Python Machine Learning Conference & GeoPython 2020

»A semantic querying system for Earth observation imagery«
2020-09-22, 11:00–11:30, Room 2 is a first step towards a semantic querying system for Earth observation imagery. It implements a Python-based inference engine that can be used to directly infer information from EO imagery without the need for domain knowledge or programming skills.

Earth observation (EO) data and subsequently produced information are essential for understanding, modelling, and predicting natural and human-related processes. With the free and open data policy of Landsat and Copernicus, we have seen a massive increase in volume (e.g. > 3TB of data every day from Copernicus satellites) as well as improved accessibility of these kinds of data. Technological developments, such as data cubes (e.g. OpenDataCube), scalable cloud-based analysis platforms (e.g. Google Earth Engine) and standardized data access APIs (e.g. OpenEO), are easing EO data retrieval and increasing possible processing speeds. This creates opportunities for a wide range of application domains, including ones, which did not previously utilise EO data.

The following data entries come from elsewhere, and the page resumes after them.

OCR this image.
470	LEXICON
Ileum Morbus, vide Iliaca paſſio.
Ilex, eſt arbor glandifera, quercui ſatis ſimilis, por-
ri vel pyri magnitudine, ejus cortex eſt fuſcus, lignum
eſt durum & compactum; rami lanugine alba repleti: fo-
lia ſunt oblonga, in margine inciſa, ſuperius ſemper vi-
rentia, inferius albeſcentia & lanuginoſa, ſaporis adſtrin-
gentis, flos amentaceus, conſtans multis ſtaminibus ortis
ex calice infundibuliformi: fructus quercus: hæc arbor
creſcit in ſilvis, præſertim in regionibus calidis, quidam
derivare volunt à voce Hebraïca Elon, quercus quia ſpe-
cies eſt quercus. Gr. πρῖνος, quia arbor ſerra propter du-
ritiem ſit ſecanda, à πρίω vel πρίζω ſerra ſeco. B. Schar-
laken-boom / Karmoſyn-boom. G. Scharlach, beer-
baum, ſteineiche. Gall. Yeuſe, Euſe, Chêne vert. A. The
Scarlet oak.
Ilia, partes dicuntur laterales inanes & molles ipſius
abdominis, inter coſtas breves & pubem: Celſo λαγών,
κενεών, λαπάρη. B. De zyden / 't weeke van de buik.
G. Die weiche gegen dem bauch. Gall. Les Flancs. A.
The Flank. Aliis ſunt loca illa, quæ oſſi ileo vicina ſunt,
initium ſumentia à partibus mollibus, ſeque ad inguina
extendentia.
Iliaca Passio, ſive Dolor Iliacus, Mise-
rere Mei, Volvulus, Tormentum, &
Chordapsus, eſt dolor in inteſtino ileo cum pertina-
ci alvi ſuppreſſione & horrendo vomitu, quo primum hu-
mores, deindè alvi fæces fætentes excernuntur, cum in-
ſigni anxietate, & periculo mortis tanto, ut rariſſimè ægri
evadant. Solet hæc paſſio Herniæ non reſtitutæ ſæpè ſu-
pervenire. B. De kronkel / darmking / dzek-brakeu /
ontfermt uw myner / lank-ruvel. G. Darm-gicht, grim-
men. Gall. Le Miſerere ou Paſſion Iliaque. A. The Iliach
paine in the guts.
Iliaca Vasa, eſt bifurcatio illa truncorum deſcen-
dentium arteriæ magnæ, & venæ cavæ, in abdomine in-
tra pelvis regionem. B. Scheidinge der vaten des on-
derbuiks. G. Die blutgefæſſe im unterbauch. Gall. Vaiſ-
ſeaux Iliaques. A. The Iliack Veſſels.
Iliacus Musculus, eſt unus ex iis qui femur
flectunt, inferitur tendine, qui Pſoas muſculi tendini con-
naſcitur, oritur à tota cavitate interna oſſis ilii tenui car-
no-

However, an important, remaining challenge is that EO imagery cannot be directly translated into information. Imagery lacks inherent semantic meaning, thus requiring some degree of interpretation. For example, a multi-spectral Earth observation image consists of an array of digital numbers, while a user expects a semantic categorical value describing a real-world entity such as "vegetation". This limits the exploitation of the value of EO imagery because interpretation is inherently ill-posed, requires advanced domain expertise and complicates data-driven, machine-based information production.

The project addressed these issues by taking a first step in developing a semantic querying system for EO imagery and testing it using all Sentinel-2 imagery covering Austria as a first use case. The project implemented an AI-based image understanding system enabling a variety of users to directly infer information from semantically enriched EO imagery without the need for either domain knowledge or programming skills. Queries can be expressed in a newly developed, intuitive semantic query language, and graphically constructed inside a user-friendly Web-frontend. The novelty of the query language is to separate the extraction of semantic concepts from their analysis as multi-dimensional data structure. The queries are evaluated inside an in-house developed inference engine, which abstracts image-domain terminology, retrieves and wrangles the necessary data, and returns the requested information to the user. The inference engine is written in Python, and mostly built on top of the xarray library.

The proposed talk will introduce the developed semantic querying system, emphasize its importance for information extraction from EO imagery, and describe in more detail the ins and outs of the technical implementation.